August 18, 2003

Self-Actualizing Quentin

I posted about this before. Quentin is the dog who escaped his date with death by defying the dog pound's gas chamber. He was placed with Stray Rescue of St. Louis, and the director of this organization eventually adopted the dog.

This has raised the ire (probably because he has nothing else to write about) of Kevin Horrigan, St. Louis Post-Dispatch columnist. The article is here.

Now, sampling Kevin's obra.

    I really hate to bring this up, what with the general jubilation over the happy non-ending for Quentin, the Miracle Dog, but is it really right that Quentin will spend the rest of his life as a public relations dog?
Okay. Whoa. Morals and animals, oh my, oh my. Is it "right" to put healthy animals to sleep simply because society doesn't have the sense to spay/neuter its pets? Wow, I don't think I want to go there. Next point.

    This is where Quentin's role as a PR-dog comes in. An organization called In Defense of Animals has hired him, for the cost of a $5,000 donation to the city pound, as a national spokesdog for the plight of stray animals. The money will be used to help hire a full-time veterinarian who can administer lethal injections at the pound.

    Two observations about that: One, unless the city can find a vet who works a lot cheaper than mine does, $5,000 isn't going to go very far. And two, what an awful job: "How'd your day go today, honey?" "Great, I killed 38 dogs." Quentin's new companion-human is Randy Grim, the founder of the Stray Rescue of St. Louis shelter, a man who pops Xanax for anxiety disorders but who has become a kind of Mother Teresa for stray animals. Quentin's new role will be as a celebrity, making public appearances around the country to raise money and awareness - a canine version of Fergie, the ex-Duchess of York.
Let's see. This is a DOG. I'm sure he's going to hate lots of attention from awestruck people who want to pet him and give him treats. Sure, 5k isn't much. But, last I checked, it's $4,999.99 more than a penny, which is a cent more than nothing.
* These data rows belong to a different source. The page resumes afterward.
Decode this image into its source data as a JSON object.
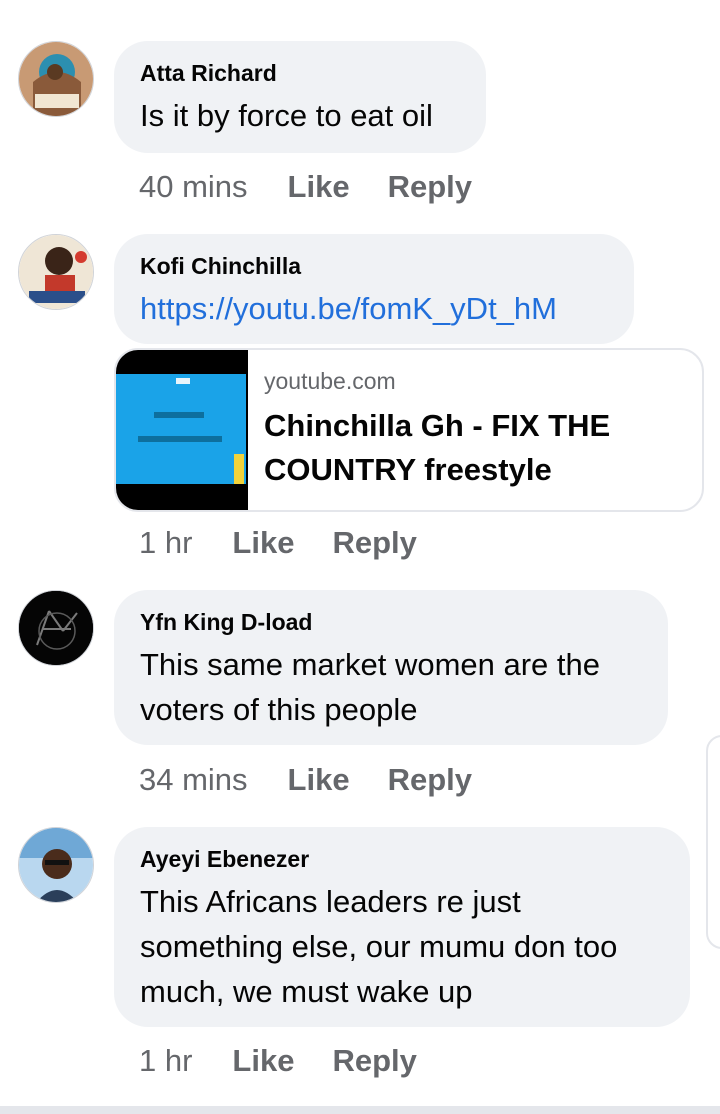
{
  "comments": [
    {
      "author": "Atta Richard",
      "text": "Is it by force to eat oil",
      "time": "40 mins",
      "like": "Like",
      "reply": "Reply"
    },
    {
      "author": "Kofi Chinchilla",
      "link": "https://youtu.be/fomK_yDt_hM",
      "preview": {
        "domain": "youtube.com",
        "title": "Chinchilla Gh - FIX THE COUNTRY freestyle"
      },
      "time": "1 hr",
      "like": "Like",
      "reply": "Reply"
    },
    {
      "author": "Yfn King D-load",
      "text": "This same market women are the voters of this people",
      "time": "34 mins",
      "like": "Like",
      "reply": "Reply"
    },
    {
      "author": "Ayeyi Ebenezer",
      "text": "This Africans leaders re just something else, our mumu don too much, we must wake up",
      "time": "1 hr",
      "like": "Like",
      "reply": "Reply"
    }
  ],
  "colors": {
    "bubble": "#f0f2f5",
    "link": "#216fdb",
    "meta": "#65676b"
  }
}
And then there's that little matter of the ad hominem. SMEAR Randy Grim! Why? Because I can, says Horrigan. That man's job would make ME pop Xanax, too - so much heartbreak with unwanted animals.

And then comes the self-actualization part.

    Under the theory of dog fulfillment, tracking dogs like beagles or hounds should go to tracking classes, Labrador retrievers should be furnished with water and ducks, and French poodles should be furnished with a nice Bordeaux. Quentin is a Basenji mix, descended from African hunting dogs, so he should be taken out in the woods to hunt warthogs.
Geez. What next? Should my cats be given live mice in a controlled room with a dirt floor at least three times a week? I think they're faring just fine.

Maslow (and Pavlov) are turning over in their graves.

Mr. Horrigan - I'm certain, though I can't properly anthropomorphize a dog (doubtful you can either), that Quentin would choose life and petting over death and another gassing? You wanna try again with a new column?